Oleksandr Ilchenko ^1,2 Elena Nikolaevskaya ³ Oksana Zinchenko ² Volodymyr Ivanytsia ² Cristina Prat Aymerich ⁴ Madeleine Ramstedt ⁵ Olena Rzhepishevska ^5*

• ¹ Department of Chemistry, Faculty of Science and Technology, Umeå University, Umeå, Västerbotten, Sweden
• ² Odessa I.I.Mechnikov National University, Odesa, Ukraine
• ³ Center for Socially Significant Diseases of Odesa Regional Council, Odesa, Ukraine
• ⁴ European Clinical Research Alliance on Infectious Diseases, Utrecht, Netherlands, Netherlands
• ⁵ Umeå University, Umeå, Västerbotten, Sweden

Introduction: tuberculosis (TB) is treated using a combination of four antibiotics based on the drug resistance of the infecting strain. Growing drug resistance of Mycobacterium tuberculosis (Mtb) requires novel antibiotics to secure effective regimens. Gallium (Ga) is being assessed as a repurposed drug against TB because it inhibits the growth and disrupts iron metabolism in Mtb. As Ga interaction with established antibiotics can be critical, we investigated how a combination of Ga with levofloxacin (Lfx) or linezolid (Lzd) affects growth and metabolome of a multidrug-resistant (MDR) Mtb clinical strain. Methods: Mtb was cultured using a BACTEC 960 system with 125 to 1000 μM Ga, and 250 to 500 μM Ga with 0.125 mg/L of Lfx or Lzd. For metabolome analysis, the antibacterials were used at the concentrations that inhibits the growth of bacteria but does not to kill them. Metabolites were extracted from Mtb cells and analysed using chromatography-mass spectrometry. Results: MDR Mtb strain responded to Ga in a dose-dependent manner.
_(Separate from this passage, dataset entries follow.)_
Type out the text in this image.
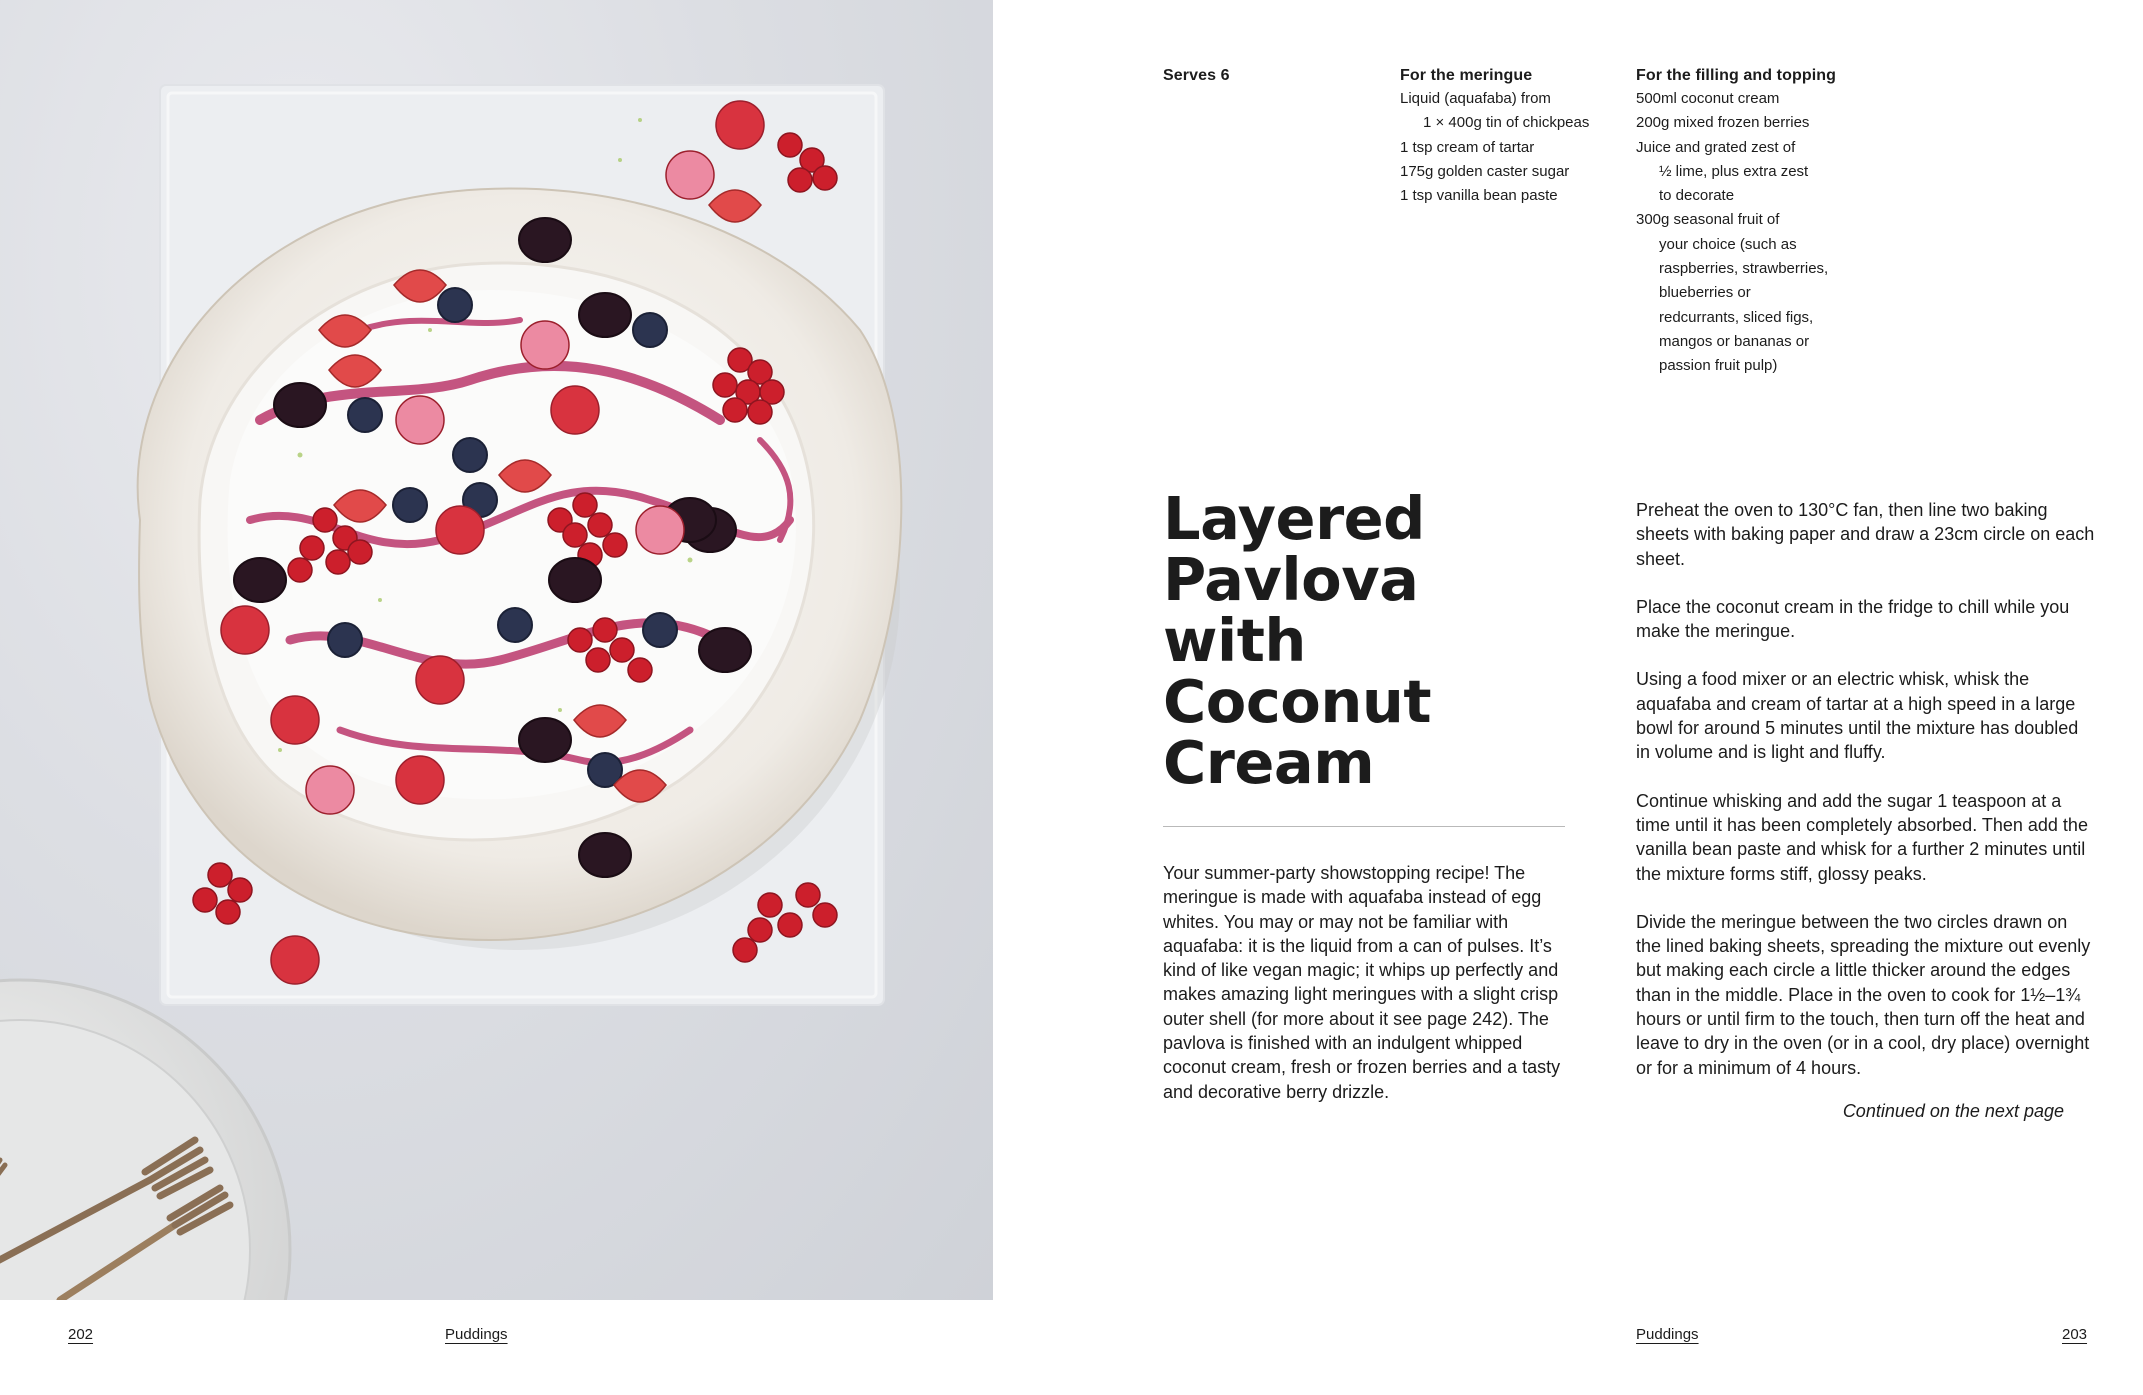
Serves 6	For the meringue
Liquid (aquafaba) from
1 × 400g tin of chickpeas
1 tsp cream of tartar
175g golden caster sugar
1 tsp vanilla bean paste
For the filling and topping
500ml coconut cream
200g mixed frozen berries
Juice and grated zest of
½ lime, plus extra zest
to decorate
300g seasonal fruit of
your choice (such as
raspberries, strawberries,
blueberries or
redcurrants, sliced figs,
mangos or bananas or
passion fruit pulp)
Layered
Pavlova
with
Coconut
Cream

Your summer-party showstopping recipe! The meringue is made with aquafaba instead of egg whites. You may or may not be familiar with aquafaba: it is the liquid from a can of pulses. It’s kind of like vegan magic; it whips up perfectly and makes amazing light meringues with a slight crisp outer shell (for more about it see page 242). The pavlova is finished with an indulgent whipped coconut cream, fresh or frozen berries and a tasty and decorative berry drizzle.

Preheat the oven to 130°C fan, then line two baking sheets with baking paper and draw a 23cm circle on each sheet.

Place the coconut cream in the fridge to chill while you make the meringue.

Using a food mixer or an electric whisk, whisk the aquafaba and cream of tartar at a high speed in a large bowl for around 5 minutes until the mixture has doubled in volume and is light and fluffy.

Continue whisking and add the sugar 1 teaspoon at a time until it has been completely absorbed. Then add the vanilla bean paste and whisk for a further 2 minutes until the mixture forms stiff, glossy peaks.

Divide the meringue between the two circles drawn on the lined baking sheets, spreading the mixture out evenly but making each circle a little thicker around the edges than in the middle. Place in the oven to cook for 1½–1¾ hours or until firm to the touch, then turn off the heat and leave to dry in the oven (or in a cool, dry place) overnight or for a minimum of 4 hours.

Continued on the next page
202	Puddings	Puddings	203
When compared to Ga alone, the increase in growth inhibition was statistically significant only for Ga/Lfx but not for Ga/Lzd. Moreover, Mtb exposure to Ga/Lfx or Ga/Lzd resulted in distinct metabolite profiles. Ga increased the levels of aconitate, fumarate and glucose in cells suggesting an inhibition of iron-dependent aconitase and fumarate hydratase and the inhibition of pentose phosphate pathway. Levels of glucose, succinic acid, citric acid and hexadecanoic acid followed a similar pattern in cells exposed to Ga and Ga/Lfx at 500 μM Ga but differed at Ga 250 μM. Discussion: In presence of Lfx, the Mtb metabolome features triggered by Ga are more pronounced than in presence of Lzd. Lfx affects nucleic acids and transcription, and, in this way, may potentiate Ga-dependent growth inhibition by preventing the expected redirection of metabolism used by bacteria to sidestep the iron-dependent enzymes.